Pressed hard against his body, Ellen could feel Spurs’ angry breaths punch air in and out of his lungs. She glanced nervously up at him. ‘Kids?’
He swallowed, and gazed at the shattered glass where one bottle had crashed on to a stone path.
‘I don’t want you to have anything more to do with me,’ he said suddenly, standing up.
‘What?’ She rubbed her head and struggled to her feet, too.
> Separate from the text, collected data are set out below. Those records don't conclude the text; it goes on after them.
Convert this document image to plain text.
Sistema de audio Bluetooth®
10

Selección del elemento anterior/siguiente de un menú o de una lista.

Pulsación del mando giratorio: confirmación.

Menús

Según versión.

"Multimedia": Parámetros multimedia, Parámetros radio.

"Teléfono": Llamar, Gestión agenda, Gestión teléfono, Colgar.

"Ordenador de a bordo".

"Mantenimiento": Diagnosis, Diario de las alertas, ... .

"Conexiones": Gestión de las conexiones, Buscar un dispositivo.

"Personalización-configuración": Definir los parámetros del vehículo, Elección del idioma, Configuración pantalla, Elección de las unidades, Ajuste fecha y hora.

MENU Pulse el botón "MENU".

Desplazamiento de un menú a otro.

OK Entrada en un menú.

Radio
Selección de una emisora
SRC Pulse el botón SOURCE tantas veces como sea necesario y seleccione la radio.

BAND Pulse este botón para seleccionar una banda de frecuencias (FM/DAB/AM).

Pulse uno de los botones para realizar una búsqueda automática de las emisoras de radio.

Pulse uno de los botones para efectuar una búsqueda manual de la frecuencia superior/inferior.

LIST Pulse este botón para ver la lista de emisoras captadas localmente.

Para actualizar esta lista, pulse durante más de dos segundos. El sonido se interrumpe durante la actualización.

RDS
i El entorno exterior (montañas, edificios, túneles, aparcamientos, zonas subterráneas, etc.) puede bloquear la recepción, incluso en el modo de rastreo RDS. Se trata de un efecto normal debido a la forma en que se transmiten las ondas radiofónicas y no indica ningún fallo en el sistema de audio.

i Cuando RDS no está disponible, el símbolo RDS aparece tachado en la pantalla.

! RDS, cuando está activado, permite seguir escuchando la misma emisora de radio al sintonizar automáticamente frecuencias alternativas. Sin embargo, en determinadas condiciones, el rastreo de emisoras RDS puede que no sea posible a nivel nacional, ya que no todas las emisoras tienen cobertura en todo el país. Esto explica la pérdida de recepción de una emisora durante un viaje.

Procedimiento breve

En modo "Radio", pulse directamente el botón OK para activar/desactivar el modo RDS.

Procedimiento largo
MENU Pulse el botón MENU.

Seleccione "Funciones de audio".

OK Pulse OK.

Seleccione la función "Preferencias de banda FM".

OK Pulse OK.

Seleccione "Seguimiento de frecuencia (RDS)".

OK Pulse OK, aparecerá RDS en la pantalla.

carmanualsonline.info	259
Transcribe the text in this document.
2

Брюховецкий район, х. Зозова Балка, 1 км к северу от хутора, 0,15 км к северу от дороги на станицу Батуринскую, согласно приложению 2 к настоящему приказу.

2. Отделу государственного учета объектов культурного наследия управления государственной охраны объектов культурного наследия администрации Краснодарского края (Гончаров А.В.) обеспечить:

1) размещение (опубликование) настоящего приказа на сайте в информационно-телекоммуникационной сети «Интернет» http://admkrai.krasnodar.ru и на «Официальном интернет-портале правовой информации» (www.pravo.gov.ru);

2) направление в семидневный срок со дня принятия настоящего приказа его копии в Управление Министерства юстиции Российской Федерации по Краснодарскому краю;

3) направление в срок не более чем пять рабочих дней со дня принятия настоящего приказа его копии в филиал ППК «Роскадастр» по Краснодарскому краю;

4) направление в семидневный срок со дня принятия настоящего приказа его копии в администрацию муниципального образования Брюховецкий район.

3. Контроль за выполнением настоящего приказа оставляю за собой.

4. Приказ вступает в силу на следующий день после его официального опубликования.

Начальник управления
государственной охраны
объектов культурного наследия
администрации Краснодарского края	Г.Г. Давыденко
‘You heard. I want you to keep your distance.’ He stared at her, his face in shadow, his voice hard. ‘Don’t try to see me again before you leave. We agree to forget about the auction lots. You’d be better off if we’d never met.’
‘Why?’
He let out a hollow laugh, turning away from her. ‘I knew coming back here would mean facing a whole new punishment. And now that my life sentence has been passed, I find something I’ve been searching for all my useless life. If there is a God, I hope he’s bloody well cracking up.’
‘What do you mean by that?’ Ellen asked, her arteries flooded with a heartbreaking wave of rushing blood – the biggest tube she’d ever surfed through, sweeping her off her high horse, her board and her wet feet.
‘Just do as I say, Ellen. You need me like a hole in the head.’ He started walking back towards his kennel flat.
‘At least tell me why.’ She stumbled after him. ‘What do you mean by “life sentence”?’
‘Go away, Ellen.’
‘No! Tell me what’s going on.’
‘What do I have to do to make you leave?’ he stormed, turning back to her.
‘Tell me what you were going to say on the night of the storm. Tell me the truth.’
He stared at her for a long time, his eyes unblinking. Then he shouldered the black door open. ‘Don’t glorify this with any great significance, Ellen. You were right all along. I only ever wanted to fuck you. Then I found out that the estate agent had already dropped off a deposit and I withdrew my offer.’
‘You don’t mean that,’ Ellen gasped.
He closed one gleaming eye. ‘Oh, I do.’ As the door opened, spilling light past him, his face disappeared into shadow. ‘You’re not that hot.’ With that, the door closed.
Ellen saw red, not even thinking before she started screaming at the door, ‘Yeah, and I’m going round the world as soon as I leave this dumbass backwater!’ She hopped rabidly on the spot. ‘So you can just fuck off and play with your dead badgers, you twisted bastard!’